I have to confess, I'm struggling with this one this week.
Santosha, contentment, is one of the precepts of yoga. Pantanjali, the man who compiled the Yoga Sutras, defined santosha as "satisfaction; satisfied with what one has; contentment". Nischala Joy Devi, author of The Secret Power of Yoga, paraphrases Pantanjali's description in the following way:
"when at peace and content with oneself and others (santosha), supreme joy is celebrated"
She goes on to say that if we have faith, we will find
"the peace that abides in our hearts, no matter what the fates bring...With this attitude, all things that come and go do not have the opportunity to override our joy. Instead, they metamorphose into stillness and peace."
Well, I'm struggling with that this week. For me, it's not a sense of wanting material things, being discontent without those material things. It's a sense of being discontent, peace-less, when things are uncertain. I've written about this before. This week, there is a certain uncertainty in my job, I have a busy schedule and am therefore not taking enough time to rest and fill-up, I am physically tired cause my sleep has been interrupted regularly by bad dreams and tossing and turning, and I am finding it difficult to hang on to that santosha. Instead, I observe my thoughts of escape, running away, telling myself the stories I do, where I'm going to move away from this town, leave my job, go find greener pastures, etc. I am an escape artist, in my mind, at least :) that's my way of coping.
But what I'd like to find, is that way to embrace and live santosha - to be able to keep that peace and stillness and joy, regardless of the circumstances, the uncertainty.
One way is to hang on to that faith, that all of this is temporary and will pass, that there is a wonderful purpose and path to my life, that everything is perfect, as it is. This is not easy for me this week - my negative, unhappy, dark thoughts are crowding out that faith talk. But at least I recognize it :)
One way is to build my life more carefully, so I can get the rest, the quiet time, the space to cook and eat healthily, so that the uncertainty doesn't rock me the way it does when I'm exhausted and a little physically unbalanced.

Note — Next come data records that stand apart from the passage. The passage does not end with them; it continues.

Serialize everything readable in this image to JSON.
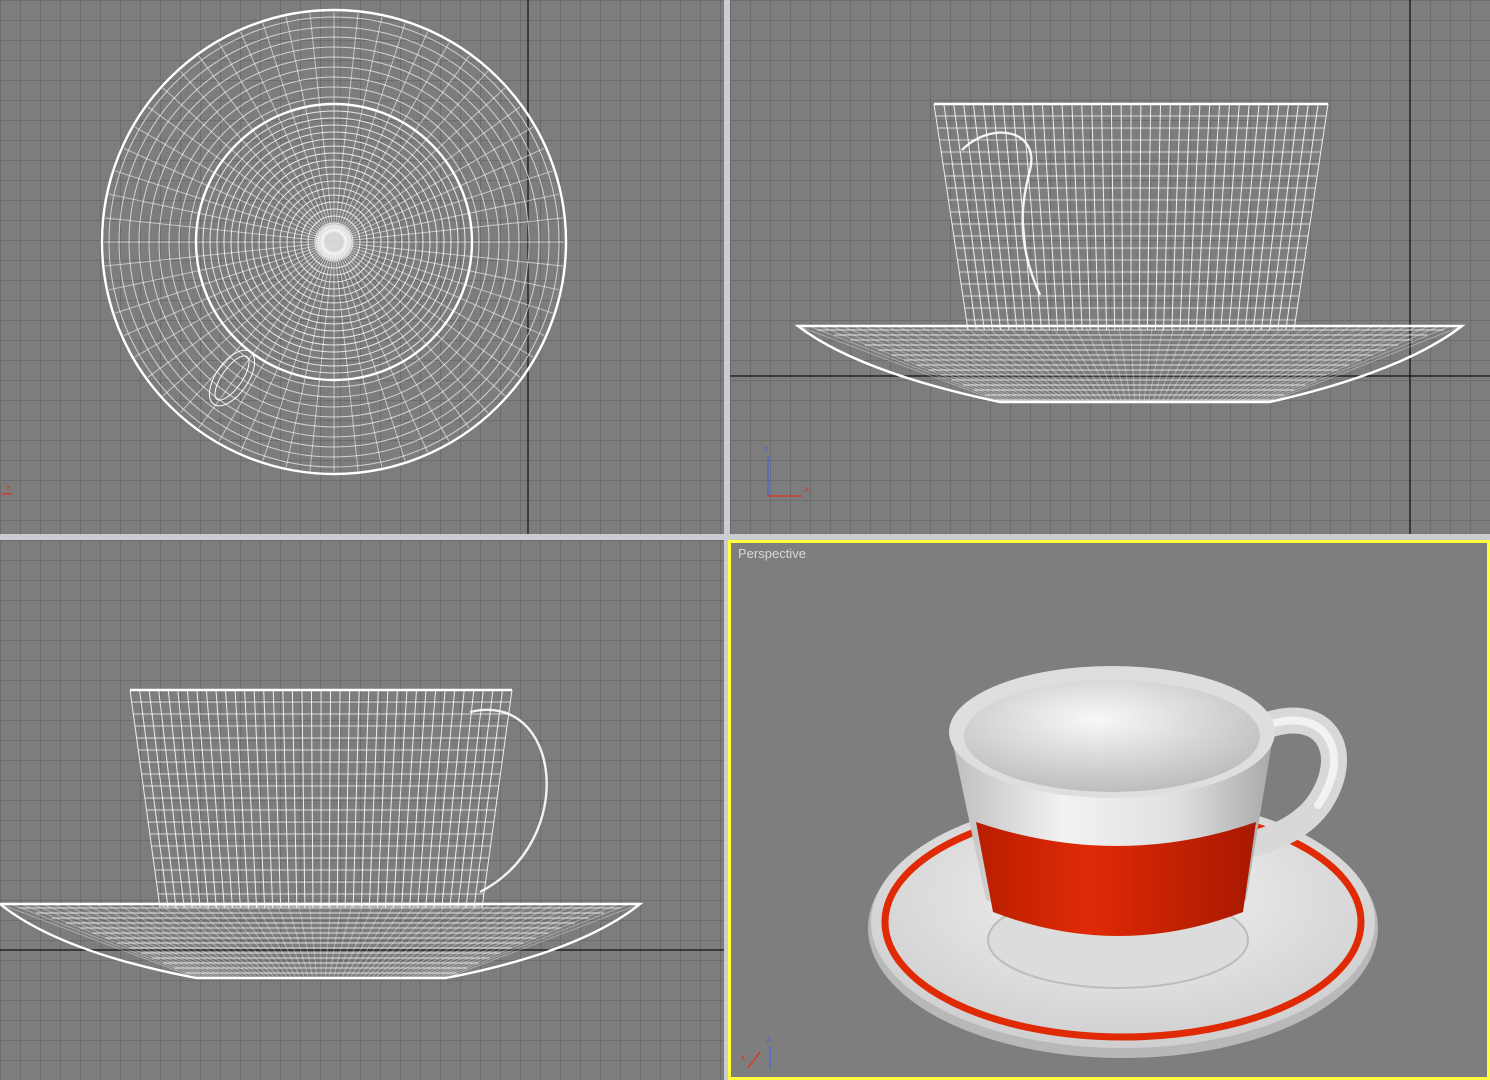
{
  "viewports": {
    "top": {
      "label": "",
      "view": "wireframe"
    },
    "front": {
      "label": "",
      "view": "wireframe"
    },
    "left": {
      "label": "",
      "view": "wireframe"
    },
    "perspective": {
      "label": "Perspective",
      "view": "smooth-shaded",
      "active": true
    }
  },
  "gizmo": {
    "top": {
      "x_label": "x"
    },
    "front": {
      "z_label": "z",
      "x_label": "x"
    },
    "perspective": {
      "z_label": "z",
      "x_label": "x"
    }
  },
  "colors": {
    "viewport_bg": "#7d7d7d",
    "grid_line": "#6c6c6c",
    "wire": "#ffffff",
    "active_border": "#ffff3c",
    "cup_body": "#e6e6e6",
    "stripe_red": "#d42a05"
  },
  "objects": [
    "cup",
    "saucer"
  ]
}
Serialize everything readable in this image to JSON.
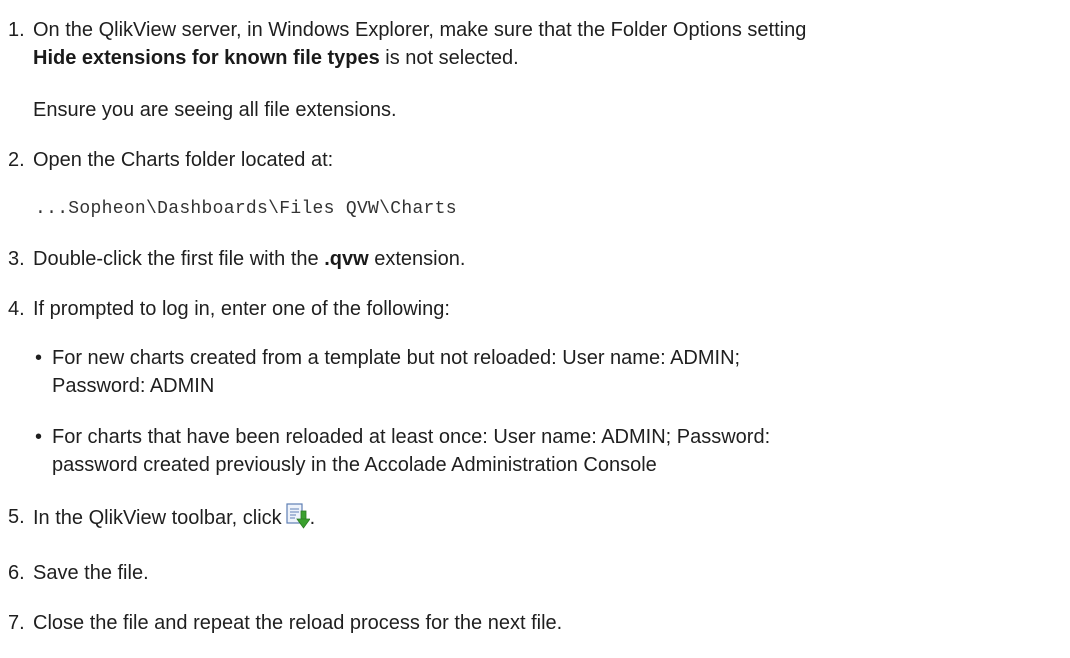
{
  "steps": [
    {
      "number": "1.",
      "lines": [
        "On the QlikView server, in Windows Explorer, make sure that the Folder Options setting"
      ],
      "bold": "Hide extensions for known file types",
      "after_bold": " is not selected.",
      "note": "Ensure you are seeing all file extensions."
    },
    {
      "number": "2.",
      "text": "Open the Charts folder located at:",
      "path": "...Sopheon\\Dashboards\\Files QVW\\Charts"
    },
    {
      "number": "3.",
      "before_bold": "Double-click the first file with the ",
      "bold": ".qvw",
      "after_bold": " extension."
    },
    {
      "number": "4.",
      "text": "If prompted to log in, enter one of the following:",
      "bullets": [
        {
          "line1": "For new charts created from a template but not reloaded: User name: ADMIN;",
          "line2": "Password: ADMIN"
        },
        {
          "line1": "For charts that have been reloaded at least once: User name: ADMIN; Password:",
          "line2": "password created previously in the Accolade Administration Console"
        }
      ],
      "bullet_char": "•"
    },
    {
      "number": "5.",
      "text": "In the QlikView toolbar, click",
      "after_icon": ".",
      "icon": "reload-icon"
    },
    {
      "number": "6.",
      "text": "Save the file."
    },
    {
      "number": "7.",
      "text": "Close the file and repeat the reload process for the next file."
    }
  ]
}
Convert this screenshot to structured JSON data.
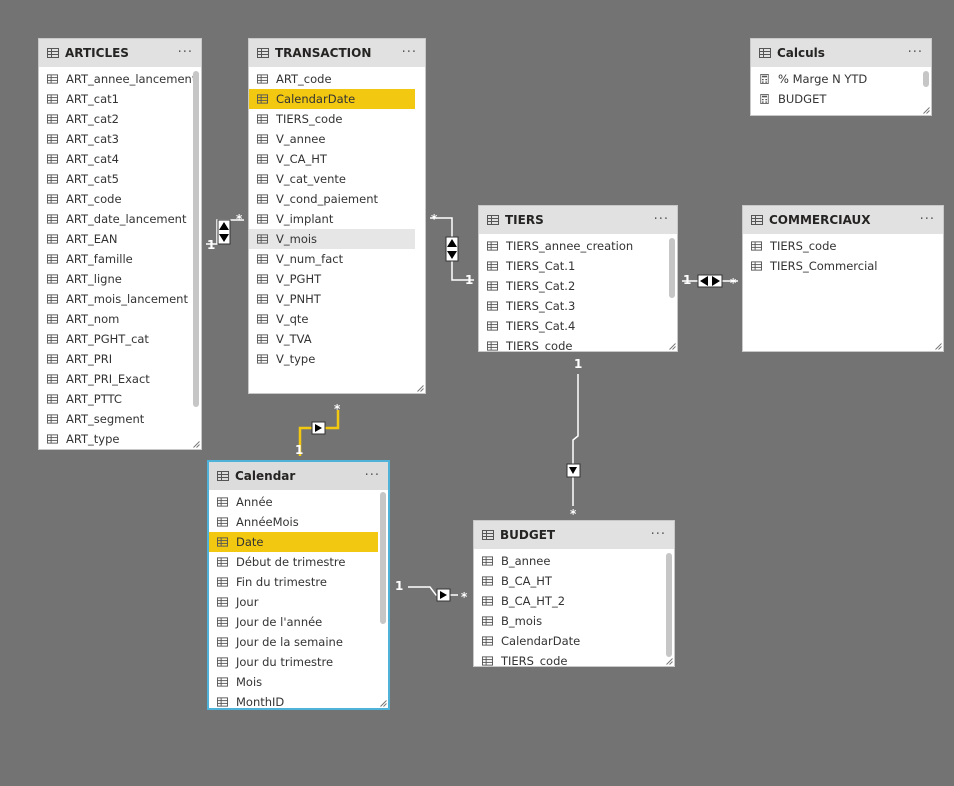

My practice helps with this. Somehow, I am still getting up each morning and doing my practice, which I feel may be the only thing that is carrying me through this, when all I want to do is run (or crawl into my bed and stay there for a few days). I am able to find moments of stillness and joy, even amidst the spins and discontent. I will notice those, I will celebrate even those tiny moments, and trust that more will come.
Nischala Joy Devi writes:
"For most of us, the subtler aspects of santosha elude us from time to time. Everlasting joy cleaves to us through cultivating the understanding that we hold the power to our happiness. Even if temporarily lost, our joy will soon return, as it is the lifelong reward for attaining wisdom."
I will trust. I will breathe. I will have faith, that that joy will soon return :)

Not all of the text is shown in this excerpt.